Take over-the-counter (OTC) Medications

  • You can control diarrhoea and control nausea by using over-the-counter (OTC) drugs such loperamide, which is found in Imodium and Pepto-Bismol. 
  • The body uses vomiting and diarrhoea to get the toxin out of the system, so you should consult a doctor before using these drugs. 
  • Additionally, taking these drugs may make your condition appear worse than it is and make you put off getting professional help. A typical treatment for pinworms is pyrantel pamoate.

Take Prescription Medications

  • Depending on the organism that caused their sickness, some people may benefit from prescription drugs even though many cases of food poisoning resolve on their own. 
  • People who are pregnant, immunocompromised, or older may benefit from prescription drugs. 
  • Treatment with antibiotics during pregnancy aids in preventing the spread of an illness to the developing child.

Receive an Antitoxin

  • A C. botulinum infection is regarded as a medical emergency. 
  • An antitoxin will be given to you by a doctor if you have C. botulinum.

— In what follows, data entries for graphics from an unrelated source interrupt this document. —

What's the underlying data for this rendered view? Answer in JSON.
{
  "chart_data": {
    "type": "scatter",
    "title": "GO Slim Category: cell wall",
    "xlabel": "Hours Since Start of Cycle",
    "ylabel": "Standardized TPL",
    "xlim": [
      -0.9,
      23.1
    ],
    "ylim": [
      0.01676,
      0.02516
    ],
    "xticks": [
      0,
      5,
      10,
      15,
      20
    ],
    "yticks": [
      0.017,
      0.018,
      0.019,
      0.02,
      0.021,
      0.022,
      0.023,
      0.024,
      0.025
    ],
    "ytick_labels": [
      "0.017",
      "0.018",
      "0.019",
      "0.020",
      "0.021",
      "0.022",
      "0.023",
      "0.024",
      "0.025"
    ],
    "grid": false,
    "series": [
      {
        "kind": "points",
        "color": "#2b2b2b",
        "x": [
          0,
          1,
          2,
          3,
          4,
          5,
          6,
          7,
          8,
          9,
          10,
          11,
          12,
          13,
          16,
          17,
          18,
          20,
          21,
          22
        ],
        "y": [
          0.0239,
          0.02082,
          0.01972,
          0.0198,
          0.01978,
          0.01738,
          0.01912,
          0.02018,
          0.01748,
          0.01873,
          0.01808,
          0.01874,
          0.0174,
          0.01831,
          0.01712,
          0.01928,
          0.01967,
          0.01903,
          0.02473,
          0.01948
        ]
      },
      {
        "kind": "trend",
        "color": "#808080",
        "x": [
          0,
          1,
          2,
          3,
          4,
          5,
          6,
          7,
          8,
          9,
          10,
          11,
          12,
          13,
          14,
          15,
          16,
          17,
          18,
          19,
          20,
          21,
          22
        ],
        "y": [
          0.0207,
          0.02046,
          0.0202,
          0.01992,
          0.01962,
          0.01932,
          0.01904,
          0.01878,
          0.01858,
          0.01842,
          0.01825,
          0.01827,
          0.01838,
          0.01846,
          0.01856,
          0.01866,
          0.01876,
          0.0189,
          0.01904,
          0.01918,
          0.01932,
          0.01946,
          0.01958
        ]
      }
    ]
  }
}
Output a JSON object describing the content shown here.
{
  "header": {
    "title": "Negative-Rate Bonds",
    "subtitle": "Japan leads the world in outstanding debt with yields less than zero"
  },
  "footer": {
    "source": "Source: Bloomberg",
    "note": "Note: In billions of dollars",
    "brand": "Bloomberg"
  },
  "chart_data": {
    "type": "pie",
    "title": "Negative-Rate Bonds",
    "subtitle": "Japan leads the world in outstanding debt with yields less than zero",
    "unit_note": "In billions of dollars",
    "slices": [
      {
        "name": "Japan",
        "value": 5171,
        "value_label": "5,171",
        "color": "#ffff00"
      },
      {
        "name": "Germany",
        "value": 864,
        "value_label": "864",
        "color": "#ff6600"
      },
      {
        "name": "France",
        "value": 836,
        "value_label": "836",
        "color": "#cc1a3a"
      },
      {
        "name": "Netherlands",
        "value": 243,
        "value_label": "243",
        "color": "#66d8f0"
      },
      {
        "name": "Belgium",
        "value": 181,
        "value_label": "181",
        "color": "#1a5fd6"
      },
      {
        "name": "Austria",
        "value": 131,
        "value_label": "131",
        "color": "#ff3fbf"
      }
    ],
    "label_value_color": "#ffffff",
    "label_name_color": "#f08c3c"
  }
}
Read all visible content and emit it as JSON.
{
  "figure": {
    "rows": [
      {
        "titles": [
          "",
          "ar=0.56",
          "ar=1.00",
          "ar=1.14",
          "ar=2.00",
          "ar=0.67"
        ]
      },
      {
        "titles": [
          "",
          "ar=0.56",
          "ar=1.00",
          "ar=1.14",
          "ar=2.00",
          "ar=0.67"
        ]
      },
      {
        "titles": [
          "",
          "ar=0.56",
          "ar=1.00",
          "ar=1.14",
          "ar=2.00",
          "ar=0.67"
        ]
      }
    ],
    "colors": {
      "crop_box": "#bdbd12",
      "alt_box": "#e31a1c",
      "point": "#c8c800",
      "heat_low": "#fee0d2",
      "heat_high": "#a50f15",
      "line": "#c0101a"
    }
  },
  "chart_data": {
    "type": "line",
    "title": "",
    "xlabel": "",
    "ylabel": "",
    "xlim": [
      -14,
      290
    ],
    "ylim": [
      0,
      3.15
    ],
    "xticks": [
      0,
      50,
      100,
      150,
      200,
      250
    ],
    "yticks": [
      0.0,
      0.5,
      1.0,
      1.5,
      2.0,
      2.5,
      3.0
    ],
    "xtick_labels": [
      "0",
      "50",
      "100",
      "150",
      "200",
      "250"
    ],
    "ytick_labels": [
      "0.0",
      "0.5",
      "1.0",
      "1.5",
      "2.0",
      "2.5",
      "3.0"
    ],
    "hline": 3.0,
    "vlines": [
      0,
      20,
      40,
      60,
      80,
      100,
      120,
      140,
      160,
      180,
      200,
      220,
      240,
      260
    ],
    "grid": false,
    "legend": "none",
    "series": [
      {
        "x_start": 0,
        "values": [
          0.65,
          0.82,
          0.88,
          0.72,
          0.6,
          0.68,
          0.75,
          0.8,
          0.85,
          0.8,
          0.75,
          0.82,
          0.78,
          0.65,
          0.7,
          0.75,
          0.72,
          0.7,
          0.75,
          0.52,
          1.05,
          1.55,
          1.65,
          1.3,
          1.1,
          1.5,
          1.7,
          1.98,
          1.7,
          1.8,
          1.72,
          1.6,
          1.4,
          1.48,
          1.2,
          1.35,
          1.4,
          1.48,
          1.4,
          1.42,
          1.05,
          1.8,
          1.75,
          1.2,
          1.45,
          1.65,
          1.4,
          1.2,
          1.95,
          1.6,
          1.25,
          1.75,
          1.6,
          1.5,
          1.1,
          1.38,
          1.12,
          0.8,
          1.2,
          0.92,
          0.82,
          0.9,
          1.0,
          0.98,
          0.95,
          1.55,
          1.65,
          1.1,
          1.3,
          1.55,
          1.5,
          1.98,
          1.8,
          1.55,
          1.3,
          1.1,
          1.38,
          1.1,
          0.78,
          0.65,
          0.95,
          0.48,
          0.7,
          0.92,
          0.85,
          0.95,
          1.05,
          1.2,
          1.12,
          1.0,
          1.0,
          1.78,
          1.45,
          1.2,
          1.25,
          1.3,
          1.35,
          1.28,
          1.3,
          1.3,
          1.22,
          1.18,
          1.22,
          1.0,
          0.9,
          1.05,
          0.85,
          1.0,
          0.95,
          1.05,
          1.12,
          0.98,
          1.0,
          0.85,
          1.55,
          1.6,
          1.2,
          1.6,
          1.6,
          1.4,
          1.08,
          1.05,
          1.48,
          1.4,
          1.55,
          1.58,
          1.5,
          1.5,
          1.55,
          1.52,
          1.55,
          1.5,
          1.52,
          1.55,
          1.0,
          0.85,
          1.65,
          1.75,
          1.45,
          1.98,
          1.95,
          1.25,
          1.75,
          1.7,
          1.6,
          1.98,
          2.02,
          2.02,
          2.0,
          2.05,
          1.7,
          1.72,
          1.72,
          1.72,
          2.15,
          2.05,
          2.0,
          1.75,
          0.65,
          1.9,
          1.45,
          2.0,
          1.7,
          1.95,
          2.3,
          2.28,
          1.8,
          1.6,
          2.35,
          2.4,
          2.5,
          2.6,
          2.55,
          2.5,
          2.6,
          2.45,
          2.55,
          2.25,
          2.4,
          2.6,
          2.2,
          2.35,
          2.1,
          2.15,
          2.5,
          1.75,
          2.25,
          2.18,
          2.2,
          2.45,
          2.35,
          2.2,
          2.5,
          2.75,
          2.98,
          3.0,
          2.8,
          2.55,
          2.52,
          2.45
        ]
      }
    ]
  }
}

BabyBIG, an unique antitoxin, will be administered to infants (botulism immune globulin).


  • Getting lots of rest is essential for folks who have food poisoning.

If your case is severe

  • You might need intravenous (IV) fluid hydration at a hospital if you have a severe case of food poisoning. 
  • In the severe cases of food poisoning, you might need to stay in the hospital for a longer period of time while you recuperate. 
  • Rarely, people with severe C. botulinum infections might even need a ventilator.

What to Eat and Drink when you have Food Poisoning

It’s preferable to progressively delay eating solid foods until after vomiting and diarrhoea have stopped. Instead, gradually return to your regular diet by consuming bland, low-fat foods that are easy to digest and simple to ingest 

  • Saltine crackers, 
  • Toast, 
  • Gelatin, 
  • Bananas, 
  • Rice, 
  • Oatmeal, 
  • Boiling vegetables, 
  • Chicken broth, 
  • Caffeine-free sodas like ginger ale or root beer, 
  • Diluted fruit juices, 
  • Sports drinks, and 
  • Bland potatoes and vegetables.

What not to do

  • Even if you feel better, try to avoid eating the following difficult-to-digest items to keep your stomach from getting worse:
  • Dairy items, particularly milk and cheese
  • Fatty foods, fried foods, 
  • Highly spiced foods, sugar-rich foods, and spicy foods

Also Avoid 

  • Caffeine and alcohol are both substances that might have negative impacts on health.
  • Nicotine and associated disorders 

Outlook for Food Poisoning

Food poisoning rarely poses a serious threat to life. Despite how terrible food poisoning can be, most sufferers fully recover within a few days, even without medical intervention. Talk to a gastroenterologist in Lahore right now to solve your problem your food poisoning right now.